You're neither adding all of the College Board tests that use a calculator nor accounting for the discounted wholesale price (or maybe better considering the volume) that would be paid.

The SAT II Math isn't the only test. The normal SAT math component also allows calculators and is generally administered on different dates. The SAT is offered on 21 dates in 2019, so that's a total of 27 tests. Even at a full ~$100 per calculator, charging an extra $1 per test would still cover the cost in a little more than 3 years.

AP Exams: Unlike the SAT which has regional test locations, AP exams are generally administered in the school you attend, and the school should provide a calculator. For that matter, the whole issue could be solved if schools issued them as standard equipment that same way they do textbooks.

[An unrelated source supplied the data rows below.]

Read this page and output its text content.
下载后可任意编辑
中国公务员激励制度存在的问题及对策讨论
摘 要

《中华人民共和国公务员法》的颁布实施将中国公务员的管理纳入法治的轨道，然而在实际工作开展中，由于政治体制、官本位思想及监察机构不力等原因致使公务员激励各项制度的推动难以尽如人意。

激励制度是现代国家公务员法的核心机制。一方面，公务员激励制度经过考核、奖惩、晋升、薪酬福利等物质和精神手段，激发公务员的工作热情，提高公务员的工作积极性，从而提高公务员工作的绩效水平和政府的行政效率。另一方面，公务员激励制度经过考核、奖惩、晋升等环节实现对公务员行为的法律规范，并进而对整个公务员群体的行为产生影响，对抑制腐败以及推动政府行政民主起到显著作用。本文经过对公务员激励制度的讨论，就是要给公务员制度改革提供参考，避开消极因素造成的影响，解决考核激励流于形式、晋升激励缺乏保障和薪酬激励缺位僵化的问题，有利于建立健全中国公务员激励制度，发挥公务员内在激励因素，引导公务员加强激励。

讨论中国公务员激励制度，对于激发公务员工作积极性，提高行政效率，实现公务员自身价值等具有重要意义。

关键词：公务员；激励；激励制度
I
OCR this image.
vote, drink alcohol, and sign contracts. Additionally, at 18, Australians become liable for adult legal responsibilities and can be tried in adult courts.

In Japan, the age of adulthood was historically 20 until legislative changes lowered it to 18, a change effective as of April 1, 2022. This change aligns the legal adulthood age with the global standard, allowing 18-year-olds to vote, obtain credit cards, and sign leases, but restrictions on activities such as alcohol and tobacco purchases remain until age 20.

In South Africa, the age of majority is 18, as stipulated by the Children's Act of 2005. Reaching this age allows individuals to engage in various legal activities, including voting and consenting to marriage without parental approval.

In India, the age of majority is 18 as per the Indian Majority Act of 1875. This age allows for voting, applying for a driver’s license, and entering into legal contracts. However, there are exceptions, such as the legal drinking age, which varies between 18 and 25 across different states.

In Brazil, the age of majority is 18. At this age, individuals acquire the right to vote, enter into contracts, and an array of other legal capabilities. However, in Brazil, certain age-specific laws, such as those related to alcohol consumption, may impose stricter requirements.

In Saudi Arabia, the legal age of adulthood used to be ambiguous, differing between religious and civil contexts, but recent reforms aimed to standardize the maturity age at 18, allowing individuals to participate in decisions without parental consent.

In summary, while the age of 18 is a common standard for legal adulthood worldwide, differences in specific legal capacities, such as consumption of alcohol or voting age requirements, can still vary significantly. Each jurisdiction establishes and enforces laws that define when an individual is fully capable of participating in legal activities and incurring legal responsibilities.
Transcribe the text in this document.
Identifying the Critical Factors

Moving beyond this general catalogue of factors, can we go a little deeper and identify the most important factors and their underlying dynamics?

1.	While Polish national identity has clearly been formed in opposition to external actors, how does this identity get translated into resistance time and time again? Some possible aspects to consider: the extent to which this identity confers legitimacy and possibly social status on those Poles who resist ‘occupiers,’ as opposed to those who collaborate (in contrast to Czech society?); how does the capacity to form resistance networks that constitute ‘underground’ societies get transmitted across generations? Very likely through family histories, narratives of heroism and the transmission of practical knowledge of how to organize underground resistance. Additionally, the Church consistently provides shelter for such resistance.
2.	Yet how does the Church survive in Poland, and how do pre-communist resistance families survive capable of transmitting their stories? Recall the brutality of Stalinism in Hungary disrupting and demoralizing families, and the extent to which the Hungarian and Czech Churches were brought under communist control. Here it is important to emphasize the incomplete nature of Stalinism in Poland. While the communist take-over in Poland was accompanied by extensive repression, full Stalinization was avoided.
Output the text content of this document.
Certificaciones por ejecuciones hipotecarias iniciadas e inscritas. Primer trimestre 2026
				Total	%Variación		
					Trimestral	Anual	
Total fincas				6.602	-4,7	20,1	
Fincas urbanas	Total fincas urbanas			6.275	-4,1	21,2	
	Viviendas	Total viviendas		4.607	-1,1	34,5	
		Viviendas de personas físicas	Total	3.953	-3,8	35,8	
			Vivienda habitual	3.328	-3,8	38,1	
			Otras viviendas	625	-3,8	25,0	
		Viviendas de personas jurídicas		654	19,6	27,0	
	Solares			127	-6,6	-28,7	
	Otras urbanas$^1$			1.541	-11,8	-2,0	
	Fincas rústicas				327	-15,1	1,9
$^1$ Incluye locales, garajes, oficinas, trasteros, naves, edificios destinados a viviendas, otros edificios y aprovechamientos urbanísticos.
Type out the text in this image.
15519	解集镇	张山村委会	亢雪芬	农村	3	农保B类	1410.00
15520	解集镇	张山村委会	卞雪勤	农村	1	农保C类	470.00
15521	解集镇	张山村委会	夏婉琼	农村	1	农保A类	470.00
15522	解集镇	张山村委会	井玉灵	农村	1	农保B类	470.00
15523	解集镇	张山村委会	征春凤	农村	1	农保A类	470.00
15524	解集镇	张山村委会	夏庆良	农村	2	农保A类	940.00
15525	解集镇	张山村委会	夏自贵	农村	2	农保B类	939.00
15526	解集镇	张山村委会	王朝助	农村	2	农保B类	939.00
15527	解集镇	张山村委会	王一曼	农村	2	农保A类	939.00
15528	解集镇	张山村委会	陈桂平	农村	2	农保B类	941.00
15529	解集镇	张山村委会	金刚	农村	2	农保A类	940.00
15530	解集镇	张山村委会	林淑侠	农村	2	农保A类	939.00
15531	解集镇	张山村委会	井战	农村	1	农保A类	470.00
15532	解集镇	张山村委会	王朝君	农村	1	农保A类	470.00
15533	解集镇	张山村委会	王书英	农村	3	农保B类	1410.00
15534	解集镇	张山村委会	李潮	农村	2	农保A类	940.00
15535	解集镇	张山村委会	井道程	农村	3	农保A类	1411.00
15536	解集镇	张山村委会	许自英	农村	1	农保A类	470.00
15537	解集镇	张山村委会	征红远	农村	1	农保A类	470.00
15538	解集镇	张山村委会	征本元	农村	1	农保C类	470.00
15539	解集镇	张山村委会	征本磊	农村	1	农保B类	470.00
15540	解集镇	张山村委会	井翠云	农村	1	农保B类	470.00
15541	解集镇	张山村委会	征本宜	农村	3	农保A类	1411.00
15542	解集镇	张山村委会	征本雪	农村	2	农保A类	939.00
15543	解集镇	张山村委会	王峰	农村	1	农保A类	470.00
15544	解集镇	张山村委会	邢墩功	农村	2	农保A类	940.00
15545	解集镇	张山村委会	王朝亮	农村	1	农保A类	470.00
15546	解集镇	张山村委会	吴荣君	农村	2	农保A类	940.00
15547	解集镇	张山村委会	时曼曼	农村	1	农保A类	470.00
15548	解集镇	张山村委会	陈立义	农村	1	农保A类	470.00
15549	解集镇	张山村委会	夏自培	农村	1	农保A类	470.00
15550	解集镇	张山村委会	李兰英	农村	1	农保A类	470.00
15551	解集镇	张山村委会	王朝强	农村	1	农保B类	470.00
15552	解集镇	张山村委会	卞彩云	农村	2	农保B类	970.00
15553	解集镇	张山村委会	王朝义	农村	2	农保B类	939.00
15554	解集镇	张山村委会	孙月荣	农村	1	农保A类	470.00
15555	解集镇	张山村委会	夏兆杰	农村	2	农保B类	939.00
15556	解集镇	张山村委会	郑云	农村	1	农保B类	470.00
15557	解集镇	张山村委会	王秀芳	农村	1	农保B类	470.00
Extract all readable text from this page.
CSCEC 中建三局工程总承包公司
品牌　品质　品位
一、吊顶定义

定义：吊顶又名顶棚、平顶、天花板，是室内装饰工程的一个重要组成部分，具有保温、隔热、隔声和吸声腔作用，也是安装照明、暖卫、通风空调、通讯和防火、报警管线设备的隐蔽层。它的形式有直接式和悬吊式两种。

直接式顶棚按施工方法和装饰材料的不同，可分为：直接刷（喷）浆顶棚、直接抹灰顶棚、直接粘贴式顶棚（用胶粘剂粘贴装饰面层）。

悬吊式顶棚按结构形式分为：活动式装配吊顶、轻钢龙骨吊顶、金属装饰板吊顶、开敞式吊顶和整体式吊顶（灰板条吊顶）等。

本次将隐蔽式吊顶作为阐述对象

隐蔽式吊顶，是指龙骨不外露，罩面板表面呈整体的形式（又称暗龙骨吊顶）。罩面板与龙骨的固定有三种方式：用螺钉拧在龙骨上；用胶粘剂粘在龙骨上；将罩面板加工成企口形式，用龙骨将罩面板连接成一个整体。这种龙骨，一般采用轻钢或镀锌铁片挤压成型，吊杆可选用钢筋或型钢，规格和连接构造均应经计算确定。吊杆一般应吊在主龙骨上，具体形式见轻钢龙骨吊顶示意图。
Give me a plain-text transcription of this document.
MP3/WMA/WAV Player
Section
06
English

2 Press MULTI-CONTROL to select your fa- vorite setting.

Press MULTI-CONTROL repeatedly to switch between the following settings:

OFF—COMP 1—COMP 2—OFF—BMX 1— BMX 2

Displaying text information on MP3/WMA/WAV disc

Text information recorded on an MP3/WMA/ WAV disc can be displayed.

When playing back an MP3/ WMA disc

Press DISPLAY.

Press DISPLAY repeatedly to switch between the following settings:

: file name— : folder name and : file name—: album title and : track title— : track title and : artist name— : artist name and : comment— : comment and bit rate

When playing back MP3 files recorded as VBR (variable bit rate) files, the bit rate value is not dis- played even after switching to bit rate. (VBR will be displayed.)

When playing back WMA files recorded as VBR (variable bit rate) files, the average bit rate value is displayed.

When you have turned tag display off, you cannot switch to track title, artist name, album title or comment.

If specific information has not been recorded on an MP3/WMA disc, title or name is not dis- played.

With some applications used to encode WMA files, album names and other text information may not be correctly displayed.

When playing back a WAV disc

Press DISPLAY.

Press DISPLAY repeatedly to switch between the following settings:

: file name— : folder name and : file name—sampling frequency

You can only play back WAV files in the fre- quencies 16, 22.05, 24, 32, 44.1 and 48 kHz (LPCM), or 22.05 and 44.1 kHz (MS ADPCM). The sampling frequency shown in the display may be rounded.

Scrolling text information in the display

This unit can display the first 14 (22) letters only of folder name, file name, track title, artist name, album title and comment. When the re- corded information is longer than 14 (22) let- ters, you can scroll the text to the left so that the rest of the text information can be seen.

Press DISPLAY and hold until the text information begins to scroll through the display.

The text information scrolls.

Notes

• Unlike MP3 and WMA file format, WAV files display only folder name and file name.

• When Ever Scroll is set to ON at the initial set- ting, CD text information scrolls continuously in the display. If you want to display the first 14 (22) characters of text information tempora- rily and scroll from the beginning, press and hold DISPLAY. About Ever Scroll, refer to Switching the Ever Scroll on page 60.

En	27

Finally, the whole point of these tests is to establish the level of knowledge a student has. That hasn't really been done if the test takers aren't on the same level playing field. All else being equal, the same score for a test taker with a calculator compared to one without would mean very different things. It's supposed to be a standardized test. All students should have the same equipment.


12 years for a well treated, very lightly used TI calculator seems perfectly reasonable. My high school had a few loaners that were used throughout the year (and not always under supervision) and the only sign of their age (about 9 years old) were a few faded button labels.


I have previously been on site for an SAT II reading session (this is the part following the proctoring). It was hard enough to get the logistics right for getting all the scantron sheets and papers to where they needed to go. And overnight shipping printers and other equipment on failure.

Adding any more logistics into this process would increase costs and provide no headline-worthy benefit.

* The teachers, not the students, use scantrons


Yes, the logistics would need to be worked out. However I've proctored large LSAT tests and not found the workload of reading instructions and gathering papers to be so burdensome that I wouldn't have been able to deal with calculators. This isn't rocket science, portraying it as insurmountably difficult or expensive really over estimates the problem: A nominal increase to the test fee would easily cover additional costs.

Either way, the headline-worthy benefit, if I take your meaning with that phrase correctly, is that this is a standardized test. You don't get to "standardized" by not providing equal equipment to test takers. Regardless of whether it's "easy" to do, it is a necessary condition for actually being a standardized test.